Firstly, it is important to remember that graduate schools consider a variety of factors in their admissions decisions, not just your undergraduate GPA. They will also consider your letters of recommendation, personal statement, research experience, and other accomplishments. So while your GPA is certainly an important component, it is not the sole determining factor.

Additionally, graduate schools understand that students come from diverse backgrounds and may have different educational paths. They will take into account the fact that you started at a community college and may have a different set of courses to show for your academic performance. As long as you maintain a strong GPA and demonstrate your academic ability in your upper-level courses, graduate schools will not view your community college experience as a disadvantage.

As for your concern about job opportunities for physics majors who do not go to graduate school, it is important to remember that a physics degree can lead to a variety of career paths, not just high school teaching. Many industries, such as technology, engineering, and finance, value the problem-solving and analytical skills that physics majors possess. So I would encourage you not to limit your options based on hearsay about the perceived usefulness of a physics degree.

In conclusion, attending a community college will not significantly limit your chances of getting into graduate school or finding a job in your field. What matters most is your academic performance and the experiences you gain during your undergraduate studies. Keep working hard and pursuing your interests, and I am confident that you will have a successful future in whichever field you choose.
 

1. Does attending a community college make it harder to get into grad school?

No, attending a community college does not necessarily make it harder to get into grad school. Many community colleges have transfer agreements with four-year universities, making it easier for students to transfer and continue their education. Additionally, admissions committees take into account a variety of factors, such as grades, test scores, and extracurricular activities, when considering applicants for grad school.

2. Are community college courses viewed as less rigorous by grad school admissions committees?

It ultimately depends on the specific courses and curriculum of the community college. Some community colleges offer courses that are just as rigorous as those at four-year universities. Admissions committees typically evaluate the content and difficulty level of courses, rather than the type of institution where they were taken.
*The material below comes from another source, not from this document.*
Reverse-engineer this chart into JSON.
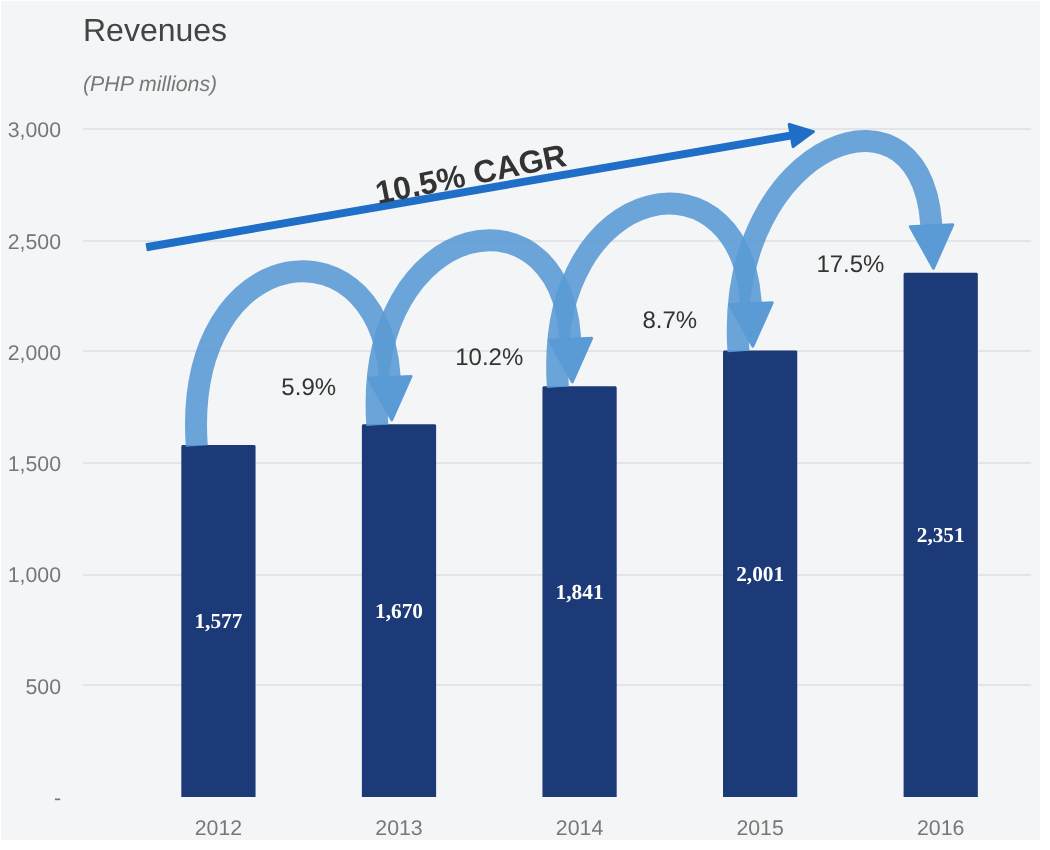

3. Will attending a community college negatively impact my chances of receiving financial aid for grad school?

No, attending a community college should not negatively impact your chances of receiving financial aid for grad school. Admissions committees and financial aid offices take into consideration a variety of factors, including a student's financial need and academic achievements, when awarding financial aid.

4. Do grad schools have a preference for applicants from four-year universities over community college graduates?

No, grad schools do not have a preference for applicants based on their undergraduate institution. Admissions committees are primarily interested in a student's academic performance, research experience, and potential for success in their program, regardless of where they completed their undergraduate studies.

5. How can I increase my chances of getting into grad school if I attend a community college?

There are several steps you can take to increase your chances of getting into grad school while attending a community college. These include maintaining a high GPA, participating in research or internship opportunities, getting involved in extracurricular activities, and building relationships with professors who can provide strong letters of recommendation. Additionally, you can reach out to admissions counselors at your desired grad schools to learn about their specific requirements and how you can best prepare for their program.